So, there’s a reason I’ve not been around for months. A Very Good Reason. Which is actually a number of very good reasons piled together into one general Good Reason, which can be summed up thusly: I’m pregnant with our third child.
Having just bumped over the end of the first trimester milestone, I now feel this is reasonable to share with the Internet At Large, though most people in our circle of family and friends know by now.
Aside from that announcement, I’ve had no time, energy, motivation, or interest in or for blogging since late June, perhaps (in case you haven’t noticed, ha). I was physically miserable for months: quite literally lying in bed or flopped in a puddle on the couch for the vast majority of hours in a day, barely able to open my eyes at times for the nausea, sickened by just about every smell in the world, and utterly overwhelmed by the task list involved with moving into a much bigger house. Not to mention pretty much incapable of dealing with my two preschoolers for a number of weeks. Friends and family volunteered to come watch them for several hours out of each weekday for a number of weeks; were it not for this, we would not have survived, at least not without toxic dosage levels of TV (I jest, but truly, it would have been horrific).
On top of this I discovered that we had a stomach virus running through the house, which hit me VERY hard and explained a ton of horrible digestive issues… mostly after the fact… and then we got Hand Foot and Mouth Disease for the third time in two years.
We have had, as you might say, a Rough Time.
Starting in about week 12 or so, though, I finally, SUDDENLY began to drastically improve on the physical health front.
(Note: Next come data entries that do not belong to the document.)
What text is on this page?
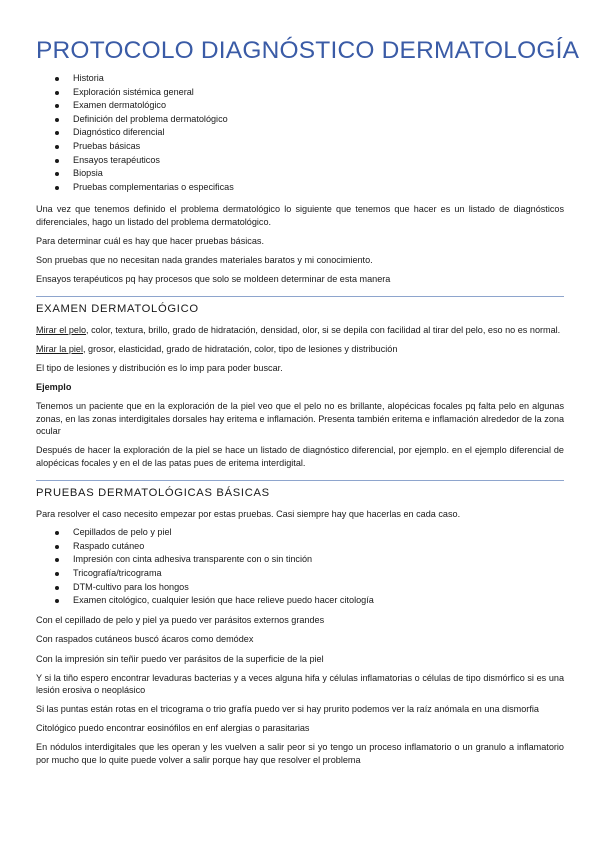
PROTOCOLO DIAGNÓSTICO DERMATOLOGÍA
Historia
Exploración sistémica general
Examen dermatológico
Definición del problema dermatológico
Diagnóstico diferencial
Pruebas básicas
Ensayos terapéuticos
Biopsia
Pruebas complementarias o especificas

Una vez que tenemos definido el problema dermatológico lo siguiente que tenemos que hacer es un listado de diagnósticos diferenciales, hago un listado del problema dermatológico.

Para determinar cuál es hay que hacer pruebas básicas.

Son pruebas que no necesitan nada grandes materiales baratos y mi conocimiento.

Ensayos terapéuticos pq hay procesos que solo se moldeen determinar de esta manera

EXAMEN DERMATOLÓGICO

Mirar el pelo, color, textura, brillo, grado de hidratación, densidad, olor, si se depila con facilidad al tirar del pelo, eso no es normal.

Mirar la piel, grosor, elasticidad, grado de hidratación, color, tipo de lesiones y distribución

El tipo de lesiones y distribución es lo imp para poder buscar.

Ejemplo

Tenemos un paciente que en la exploración de la piel veo que el pelo no es brillante, alopécicas focales pq falta pelo en algunas zonas, en las zonas interdigitales dorsales hay eritema e inflamación. Presenta también eritema e inflamación alrededor de la zona ocular

Después de hacer la exploración de la piel se hace un listado de diagnóstico diferencial, por ejemplo. en el ejemplo diferencial de alopécicas focales y en el de las patas pues de eritema interdigital.

PRUEBAS DERMATOLÓGICAS BÁSICAS

Para resolver el caso necesito empezar por estas pruebas. Casi siempre hay que hacerlas en cada caso.

Cepillados de pelo y piel
Raspado cutáneo
Impresión con cinta adhesiva transparente con o sin tinción
Tricografía/tricograma
DTM-cultivo para los hongos
Examen citológico, cualquier lesión que hace relieve puedo hacer citología

Con el cepillado de pelo y piel ya puedo ver parásitos externos grandes

Con raspados cutáneos buscó ácaros como demódex

Con la impresión sin teñir puedo ver parásitos de la superficie de la piel

Y si la tiño espero encontrar levaduras bacterias y a veces alguna hifa y células inflamatorias o células de tipo dismórfico si es una lesión erosiva o neoplásico

Si las puntas están rotas en el tricograma o trio grafía puedo ver si hay prurito podemos ver la raíz anómala en una dismorfia

Citológico puedo encontrar eosinófilos en enf alergias o parasitarias

En nódulos interdigitales que les operan y les vuelven a salir peor si yo tengo un proceso inflamatorio o un granulo a inflamatorio por mucho que lo quite puede volver a salir porque hay que resolver el problema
The nausea wore off quite a bit and my energy levels started to rise again. I was able to take care of the boys myself and handle a few simple house chores on most weekdays. Now that I’m through week 14, I *almost* feel like myself again.
Aside from the drastic mood swings, unpredictable and horrific bouts of depression and severe irritability, perpetual gut-killing anxiety upon waking every morning, constant sentiments of misanthropy directed at myself and my immediate family members, and a soul-crushing reticence to being touched. This following about six weeks of serious depression straight, thanks to the severe health issues and accompanying beliefs of personal utter worthlessness and invalidity.
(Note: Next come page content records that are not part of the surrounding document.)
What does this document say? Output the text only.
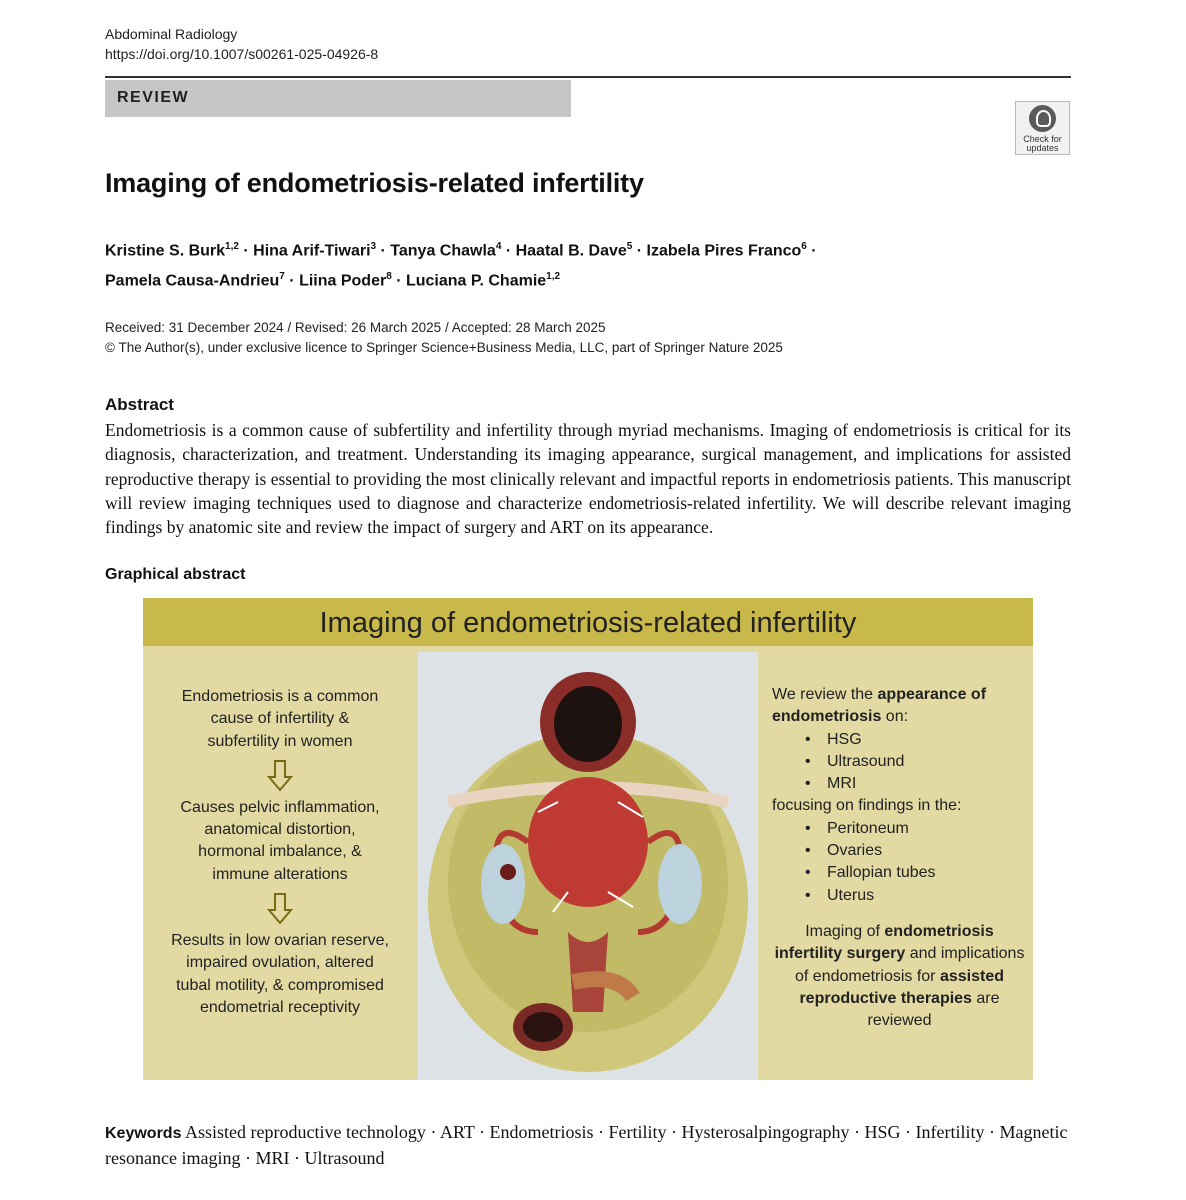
Abdominal Radiology
https://doi.org/10.1007/s00261-025-04926-8
REVIEW
Check for
updates
Imaging of endometriosis-related infertility
Kristine S. Burk$^{1,2}$ · Hina Arif-Tiwari$^3$ · Tanya Chawla$^4$ · Haatal B. Dave$^5$ · Izabela Pires Franco$^6$ ·
Pamela Causa-Andrieu$^7$ · Liina Poder$^8$ · Luciana P. Chamie$^{1,2}$
Received: 31 December 2024 / Revised: 26 March 2025 / Accepted: 28 March 2025
© The Author(s), under exclusive licence to Springer Science+Business Media, LLC, part of Springer Nature 2025
Abstract
Endometriosis is a common cause of subfertility and infertility through myriad mechanisms. Imaging of endometriosis is critical for its diagnosis, characterization, and treatment. Understanding its imaging appearance, surgical management, and implications for assisted reproductive therapy is essential to providing the most clinically relevant and impactful reports in endometriosis patients. This manuscript will review imaging techniques used to diagnose and characterize endometriosis-related infertility. We will describe relevant imaging findings by anatomic site and review the impact of surgery and ART on its appearance.
Graphical abstract
Imaging of endometriosis-related infertility
Endometriosis is a common
cause of infertility &
subfertility in women
Causes pelvic inflammation,
anatomical distortion,
hormonal imbalance, &
immune alterations
Results in low ovarian reserve,
impaired ovulation, altered
tubal motility, & compromised
endometrial receptivity
We review the appearance of endometriosis on:
• HSG
• Ultrasound
• MRI
focusing on findings in the:
• Peritoneum
• Ovaries
• Fallopian tubes
• Uterus
Imaging of endometriosis infertility surgery and implications of endometriosis for assisted reproductive therapies are reviewed
Keywords Assisted reproductive technology · ART · Endometriosis · Fertility · Hysterosalpingography · HSG · Infertility · Magnetic resonance imaging · MRI · Ultrasound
Aside from that, you know, I’m almost normal.
So, all that to say, this has been (is being) the worst pregnancy I’ve experienced, by far, and yesterday I hit my wit’s end.
I’ve been doing Christian counseling off and on (though it HAS been quite awhile since my last session) for the past several months, and that has been helpful, but it doesn’t really get to the underlying problems I have with trauma and depression and a number of other things and address them. Especially since I know, from the past two pregnancies, that I have at least a tendency to prenatal depression (I tend to get much better after birth but struggle a lot emotionally during pregnancy), I know that given the severity of what I’m encountering this time around, I need some serious, specialized professional help.
So I requested an appointment with a local practice yesterday and hope to hear back from them on Monday. I’m also hoping to connect with some sort of perinatal mental health support group in the area, based on the advice of a friend. And, yes, I’m going to talk to my doctor about medication, which I don’t fundamentally like the idea off, but I have a higher value for doing due diligence and addressing a problem holistically, and I acknowledge that there are many qualified experts out there that know a whole lot more about how to handle this problem than I do, both medically and therapeutically.
So, there you have it: my Life Update of the past few months.
I want to say, too, that I’ve been rather hesitant to say anything on here about the pregnancy because I know several lovely folk here who have struggled with infertility and infant mortality, etc. And I know every birth announcement must, on some level, sting for you; and I don’t want to compound anyone’s pain. I see you and love you, people, and I am sorry for the ache this necessarily causes in your hearts. But I knew it wasn’t something I could fail to bring up for forever… and, if I mentioned anything, I wanted to be frank about how this pregnancy has not been a walk in the park. This just can’t be a “rub my happiness in your face” post because that wouldn’t be at all honest. Yes, I am VERY grateful for this baby; we wanted at least three children and I feel like, Lord willing, we’ll be blessed with a warm bundle soon enough. But this pregnancy has all but totally convinced me that I NEVER want to carry a child again. Ever. So I don’t want anyone to look at me and think, “Oh, lucky her, there’s yet another perfectly blissful expectant mother… it makes me sick!” Because I am so far from anything blissful, content, or happy, it’s wretched. And I know many of you might resent that, too, because dang it, I get to HAVE a BABY–why aren’t I just jumping up and down for joy?!??! Well, I feel sick over that fact every day, too. I hate that I hate pregnancy. I feel like a total traitor of what it means to be a mother on this point. It seems pretty dang ungrateful to me, too, and I feel ashamed.
So I wanted you to see me struggle authentically, and not pretend to be anything else. I’m a pretty poor excuse for a mom, and a pregnant mom, at that. But I also hope you’ll see that I’m not content to stay there. It’s not worth it to wallow in physical or mental dysfunction when there’s help available. When there’s a better status quo that can be achieved.
So I will keep you posted on how my pursuit of that goes… and in the meantime, please pray for me. I need it, too.